Evil Irony
However, reach out with Your hand now, and touch his bone and his flesh; he will curse You to Your face!” Job 2:5 NASB
Curse – The translation correctly provides a contextual meaning, but what you can’t see in the translation is the irony of haśśāṭān’s remark. In Hebrew, the text reads:
אִם־לֹ֥א אֶל־פָּנֶ֖יךָ יְבָֽרְכֶֽךָּ
Literally, “he not to face of you bless you.” In other words, as Chabad translates, “. . . will he not blaspheme You to Your face?” turning the phrase into a rhetorical question. Now we realize that the word is not “curse,” but rather “bless,” coupled with the negative, that is, “not bless.” The irony is the twisting of the real meaning of bārak. “This root and its derivatives occur 415 times. The majority are in the Piel stem (214) which is translated ‘to bless.’”[1]
Whatever may have been the ancient near eastern conception of the source of blessing, the ot sees God as the only source. As such he controls blessing and cursing (Num 22f.). His presence confers blessing (II Sam 6:11–20), and it is only in his name that others can confer blessing (Deut 10:8, etc.). Indeed, God’s name, the manifestation of his personal, redemptive, covenant-keeping nature, is at the heart of all blessing.
As a result, those who are wrongly related to God can neither bless (Mal 2:2) nor be blessed (Deut 28) and no efficacious word can alter this. Those who are blessed manifest God’s ḥesed and ʾĕmet (Deut 15:14; I Sam 23:21; I Kgs 10:9; etc.). To rely upon the existence of the covenant between oneself and God without manifesting his nature is to bless oneself and to court disaster (Deut 29:18f.).

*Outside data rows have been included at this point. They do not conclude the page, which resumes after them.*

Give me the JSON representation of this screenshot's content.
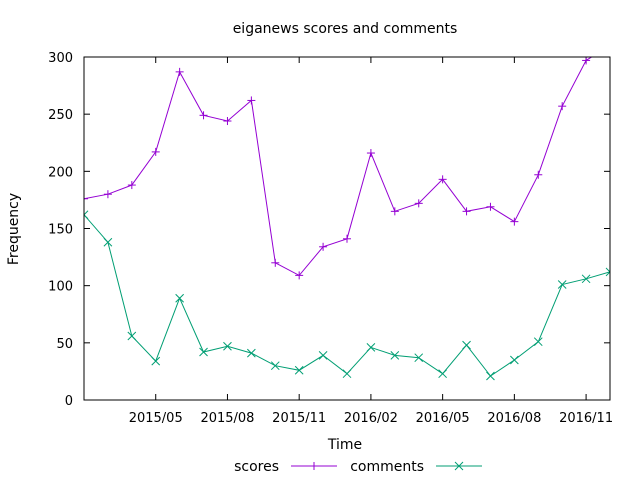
{
  "chart_data": {
    "type": "line",
    "title": "eiganews scores and comments",
    "xlabel": "Time",
    "ylabel": "Frequency",
    "ylim": [
      0,
      300
    ],
    "yticks": [
      "0",
      "50",
      "100",
      "150",
      "200",
      "250",
      "300"
    ],
    "xlim": [
      "2015-02",
      "2016-12"
    ],
    "xticks": [
      "2015/05",
      "2015/08",
      "2015/11",
      "2016/02",
      "2016/05",
      "2016/08",
      "2016/11"
    ],
    "x": [
      "2015-02",
      "2015-03",
      "2015-04",
      "2015-05",
      "2015-06",
      "2015-07",
      "2015-08",
      "2015-09",
      "2015-10",
      "2015-11",
      "2015-12",
      "2016-01",
      "2016-02",
      "2016-03",
      "2016-04",
      "2016-05",
      "2016-06",
      "2016-07",
      "2016-08",
      "2016-09",
      "2016-10",
      "2016-11",
      "2016-12"
    ],
    "series": [
      {
        "name": "scores",
        "color": "#9400d3",
        "marker": "plus",
        "values": [
          176,
          180,
          188,
          217,
          287,
          249,
          244,
          262,
          120,
          109,
          134,
          141,
          216,
          165,
          172,
          193,
          165,
          169,
          156,
          197,
          257,
          297,
          310
        ]
      },
      {
        "name": "comments",
        "color": "#009e73",
        "marker": "cross",
        "values": [
          162,
          138,
          56,
          34,
          89,
          42,
          47,
          41,
          30,
          26,
          39,
          23,
          46,
          39,
          37,
          23,
          48,
          21,
          35,
          51,
          101,
          106,
          112
        ]
      }
    ],
    "legend_position": "bottom-center",
    "grid": false
  }
}
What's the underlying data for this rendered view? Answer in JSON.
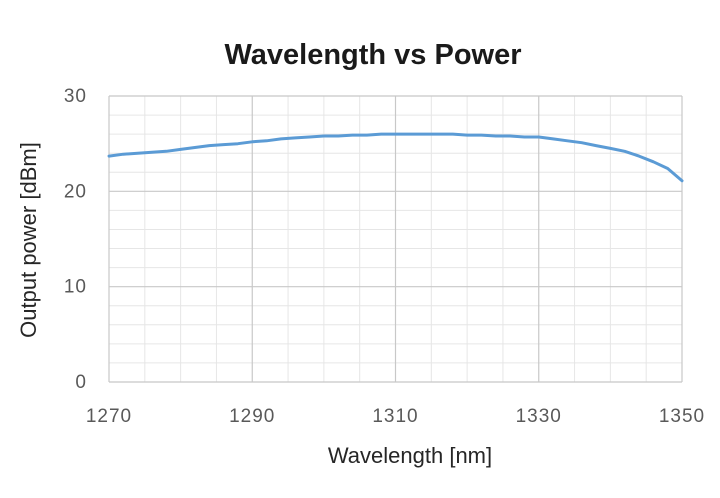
{
  "chart_data": {
    "type": "line",
    "title": "Wavelength vs Power",
    "xlabel": "Wavelength [nm]",
    "ylabel": "Output power [dBm]",
    "xlim": [
      1270,
      1350
    ],
    "ylim": [
      0,
      30
    ],
    "x_major_ticks": [
      1270,
      1290,
      1310,
      1330,
      1350
    ],
    "y_major_ticks": [
      0,
      10,
      20,
      30
    ],
    "x_tick_labels": [
      "1270",
      "1290",
      "1310",
      "1330",
      "1350"
    ],
    "y_tick_labels": [
      "0",
      "10",
      "20",
      "30"
    ],
    "x_minor_step": 5,
    "y_minor_step": 2,
    "grid": true,
    "legend": "none",
    "line_color": "#5b9bd5",
    "x": [
      1270,
      1272,
      1274,
      1276,
      1278,
      1280,
      1282,
      1284,
      1286,
      1288,
      1290,
      1292,
      1294,
      1296,
      1298,
      1300,
      1302,
      1304,
      1306,
      1308,
      1310,
      1312,
      1314,
      1316,
      1318,
      1320,
      1322,
      1324,
      1326,
      1328,
      1330,
      1332,
      1334,
      1336,
      1338,
      1340,
      1342,
      1344,
      1346,
      1348,
      1350
    ],
    "y": [
      23.7,
      23.9,
      24.0,
      24.1,
      24.2,
      24.4,
      24.6,
      24.8,
      24.9,
      25.0,
      25.2,
      25.3,
      25.5,
      25.6,
      25.7,
      25.8,
      25.8,
      25.9,
      25.9,
      26.0,
      26.0,
      26.0,
      26.0,
      26.0,
      26.0,
      25.9,
      25.9,
      25.8,
      25.8,
      25.7,
      25.7,
      25.5,
      25.3,
      25.1,
      24.8,
      24.5,
      24.2,
      23.7,
      23.1,
      22.4,
      21.1
    ]
  }
}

The transposition of blessing and cursing with life and death in Deut 30:19 and elsewhere reaches the heart of the ot concept of blessing[2]
It is even more ironic that haśśāṭān attempts to employ a term which can only be derived from God’s covenant relationship with His creation. The accuser suggests that bārak may be used to blaspheme its source. We will see the same ironic transposition in the mouth of Job’s wife, although in this case reversed, when she sarcastically tells Job to “bless” God, meaning rather to curse Him.
Job understands the linguistic umbrella of bārak. It is not sût. There can be no instance where bārak may occur without honoring God’s righteousness and sovereignty. To even imagine that such a thing could occur is blasphemy. Job knows this. Job accepts God’s hand without questioning God’s honor. He treats whatever happens to him with a heart willing to submit to God’s authority. I wonder if we do.
Topical Index: bārak, bless, curse, blasphemy, Job 2:5
[1] Oswalt, J. N. (1999). 285 בָּרַך. In R. L. Harris, G. L. Archer Jr., & B. K. Waltke (Eds.), Theological Wordbook of the Old Testament (electronic ed., p. 132). Moody Press.
[2] Ibid.
The sardonic statement of haśśāṭān summarizes “the nexus of every relationship we experience”— as either that of blessing or curse… of life or death— for it consists corporeally only in relation to God, our creator and source of being.
Thank you, Skip, for pointing out this evil irony for our instruction and enlightenment!